Laura’s first surgery – Arterial Switch – explained:

In patients with Transposition of the Great Arteries, there is one main issue – the pulmonary artery is connected to the Left Ventricle and the aorta is connected to the Right Ventricle. In a normally functioning heart, the opposite is true – the pulmonary artery arises from the Right Ventricle and the aorta is connected to the left ventricle. This allows a normally functioning heart to send blood to the lungs to pick up oxygen, and then pump it back into the left ventricle (through the coronary arteries) to be brought through the aorta to the rest of the body.
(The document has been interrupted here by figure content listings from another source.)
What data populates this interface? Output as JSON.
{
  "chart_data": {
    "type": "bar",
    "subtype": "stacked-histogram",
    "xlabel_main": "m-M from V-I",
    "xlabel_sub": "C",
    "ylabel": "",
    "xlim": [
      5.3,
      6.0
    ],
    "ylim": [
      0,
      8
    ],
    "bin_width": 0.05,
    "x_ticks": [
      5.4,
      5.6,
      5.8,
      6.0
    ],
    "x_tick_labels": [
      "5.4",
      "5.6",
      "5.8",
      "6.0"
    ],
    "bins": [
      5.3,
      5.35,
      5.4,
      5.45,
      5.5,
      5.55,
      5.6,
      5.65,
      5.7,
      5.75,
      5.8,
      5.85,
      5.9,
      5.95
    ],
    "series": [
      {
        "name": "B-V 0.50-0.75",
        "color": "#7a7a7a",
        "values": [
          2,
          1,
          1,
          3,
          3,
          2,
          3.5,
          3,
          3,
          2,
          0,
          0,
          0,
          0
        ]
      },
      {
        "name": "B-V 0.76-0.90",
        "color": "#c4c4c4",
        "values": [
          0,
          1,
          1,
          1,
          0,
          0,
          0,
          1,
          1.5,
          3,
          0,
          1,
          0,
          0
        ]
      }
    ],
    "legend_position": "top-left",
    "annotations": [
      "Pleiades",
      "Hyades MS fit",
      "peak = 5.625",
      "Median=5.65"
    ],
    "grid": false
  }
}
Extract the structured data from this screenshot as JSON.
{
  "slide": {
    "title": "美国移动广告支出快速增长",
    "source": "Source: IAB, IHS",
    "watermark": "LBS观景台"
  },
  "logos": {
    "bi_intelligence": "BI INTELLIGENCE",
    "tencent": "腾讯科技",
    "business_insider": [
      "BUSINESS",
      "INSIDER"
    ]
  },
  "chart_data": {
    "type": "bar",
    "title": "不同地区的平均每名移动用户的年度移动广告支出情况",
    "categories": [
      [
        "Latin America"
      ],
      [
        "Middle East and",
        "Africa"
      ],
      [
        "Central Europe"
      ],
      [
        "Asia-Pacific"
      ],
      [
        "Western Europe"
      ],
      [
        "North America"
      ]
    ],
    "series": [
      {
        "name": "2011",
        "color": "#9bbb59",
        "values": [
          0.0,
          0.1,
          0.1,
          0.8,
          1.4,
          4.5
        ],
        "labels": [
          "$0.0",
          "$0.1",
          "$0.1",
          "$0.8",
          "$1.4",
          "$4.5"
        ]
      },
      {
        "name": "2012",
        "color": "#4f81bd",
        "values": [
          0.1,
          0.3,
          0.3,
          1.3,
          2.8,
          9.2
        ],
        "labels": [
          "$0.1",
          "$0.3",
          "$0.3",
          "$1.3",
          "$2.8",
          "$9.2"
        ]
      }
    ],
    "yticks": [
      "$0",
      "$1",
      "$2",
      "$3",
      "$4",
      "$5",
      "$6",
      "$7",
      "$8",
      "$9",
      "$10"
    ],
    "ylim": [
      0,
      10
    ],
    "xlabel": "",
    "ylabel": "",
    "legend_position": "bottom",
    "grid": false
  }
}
To perform the arterial switch procedure, the surgeon detaches the pulmonary artery and the aorta at the bases and re-attaches the pulmonary artery to the right ventricle and the aorta to the left ventricle.

During this process, the coronary arteries must be moved from their current location on the pulmonary artery to their new, correct position on the aorta (called the neo-aorta because it has been reinvented). To move the less than 1mm coronary arteries, the surgeon can not simply grab them, he must cut out a piece of tissue, called the button, around the coronary arteries and use this to move and re-attach them. This way none of the sutures end up on the coronary arteries themselves.

In Laura’s case – rather than created a separate coronary button for each artery, the surgeon opted to create one button that housed both coronaries as they were so close together. The reason she arrested the first time was that one of the coronary arteries became kinked – this is a large risk when moving two arteries from the same source – to get one of them to straighten out, you run the risk of kinking the other.

After this second surgery – we were hoping that with the slight tweak to the angle of the button, that both arteries would remain straight and unobstructed.